A Critique and Appreciation by Rick Appelbaum

This Website, was created in the spirit of and dedicated to Randy Hostetler. An eclectic, dynamic and exciting composer, performer and artist who left us too soon. Info about Randy, his music and the Living Room Concert Series he produced are on this site.

Last Tuesday, 13th of January in NYC, MATA (Music at the Anthology), a new music series produced by composer/performers Lisa Bielawa, and Eleanor Sandresky (and executive producer Phil Glass) – had a concert.

On the program was a piece by Randy Hostetler, P[l]aces, an Electric Groove for 11 Instrumentalists and Lamp Shades. When Randy started this piece in ’88 I remember talking about it with him, and I remember seeing the score. I knew that the piece was complicated in that it layered many different styles of music in different rhythms and meters together. This was a fertile period for Randy when he did some other seminal works like “Happily Ever After” and “8”. In this period Randy was employing his interest in collage and multi-layered composition. He was a master at this.

The challenge of putting together a performance of P[l]aces was great. For many reasons. One, the piece was never entirely finished. Two, much of the vital information only existed in Randy’s mind. Three, there was no defintive score.

I salute Lisa Bielawa for her Herculean and dedicated efforts in researching the piece, finding the parts and old notes and files on old computers and piecing it back together in a coherent fashion. It is my understnading that she even spoke to performers who were involved in the only attempted performances of the piece in ’89. Thankfully there was some video footage of Randy conducting as well.

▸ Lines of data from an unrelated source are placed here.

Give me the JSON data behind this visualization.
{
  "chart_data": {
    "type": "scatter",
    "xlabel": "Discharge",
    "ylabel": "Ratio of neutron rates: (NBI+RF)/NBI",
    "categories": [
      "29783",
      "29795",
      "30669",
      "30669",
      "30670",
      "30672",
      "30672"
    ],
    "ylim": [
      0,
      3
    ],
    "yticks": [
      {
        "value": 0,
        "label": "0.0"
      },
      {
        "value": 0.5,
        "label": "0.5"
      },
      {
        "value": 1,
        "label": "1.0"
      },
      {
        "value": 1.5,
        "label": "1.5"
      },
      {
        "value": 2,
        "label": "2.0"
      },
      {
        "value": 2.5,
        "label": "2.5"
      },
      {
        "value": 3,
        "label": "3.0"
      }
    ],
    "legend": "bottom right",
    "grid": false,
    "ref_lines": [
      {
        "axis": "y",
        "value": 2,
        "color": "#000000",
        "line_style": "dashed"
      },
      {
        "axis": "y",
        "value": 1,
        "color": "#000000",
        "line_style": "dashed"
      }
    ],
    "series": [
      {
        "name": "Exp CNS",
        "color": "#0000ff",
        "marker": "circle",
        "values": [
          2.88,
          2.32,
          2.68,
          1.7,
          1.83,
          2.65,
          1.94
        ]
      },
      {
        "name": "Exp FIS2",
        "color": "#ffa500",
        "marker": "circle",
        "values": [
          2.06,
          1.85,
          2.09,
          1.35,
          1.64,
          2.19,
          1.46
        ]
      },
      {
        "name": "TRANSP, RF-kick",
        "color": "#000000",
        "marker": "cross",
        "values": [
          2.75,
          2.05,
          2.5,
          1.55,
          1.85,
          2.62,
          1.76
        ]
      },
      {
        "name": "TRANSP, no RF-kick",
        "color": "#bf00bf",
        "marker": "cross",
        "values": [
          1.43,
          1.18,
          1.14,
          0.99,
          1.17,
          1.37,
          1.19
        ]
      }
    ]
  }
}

The piece was a great success in this NYC performance. It was dynamic and filled with energy. The players seemed to keep up and be inspired. The music itself is made of a collage of musics that inspired Randy, including Latin styles and old Jazz styles. A timekeeper taps a 3 against 4 rhythm throughout which changes in interpretation depending on what else is happening against it. This was the influence of West African music that Randy had been studying and performing in that time period in which the bell pattern is the foundation though many other polyrhythms are layered on top.

The music was vibrant and exciting with a constant momentum forwards. Good shifts in density and balance kept it fresh for the audience and the strong rhythmic and polyrhythmic underpinnings gave it energy and got peoples bodies to respond. This piece though is more than a sum of or pastiche of music of other styles, it was distinctly Randy with sublime moments and the final unmistakeable trademark – wit. I glanced several times around the audience to see folks grinning, a sure and final sign that the piece was close enough to his intentions and good art/music. Like much good music, elements moved from foreground to middleground to backgound fluidly. The visual element of turning on and off the Lamp Shades enhanced the piece’s impact. At one point, the bass players shade dislodged a bit cockeyed and the bulb was exposed. I know that this would have been Randy’s favorite moment as like Cage, he loved the accidents, and felt it was as if he was there with us, winking at me, as if to say good job everybody. Well done.

There were also political implications to aspects of this piece. This piece was concieved when legislation was being created to deal with the whole world of “sampled music”, and Randy had his own views on appropriating art-ifacts that are available in various media in the culture. At one point there is an excerpt of Chuck D, rapper from Public Enemy talking about this. Though at points, this composition is dense and almost cacohphonous, it is not random. Randy was scrupulous and detailed and precise. Rhythms are meant to interact. He sampled the sample at the precise limit of the law. I hope that Lisa or someone else will post her program notes and reflections on this piece on this website in the future – as I am sure she can lend more insight.

I know that audio and video recordings were done, and I hope to see this material get greater exposure both on this website as well as perhaps some New Music/Art CD_ROM project.

Friends, family and colleagues converged on Manhattan from SF, Texas, Chicago, Connecticut, DC, NY and all over. There was a lively reception with good food and drink, and the original score and some parts and notes were hung in the lobby for people to examine.

Randy’s loss to his family and friends is inmeasurable, but thankfully there is a record with his music, drawings, video, and other media to preserve — and allow us to not only remember him, but to still be moved and excited with his art.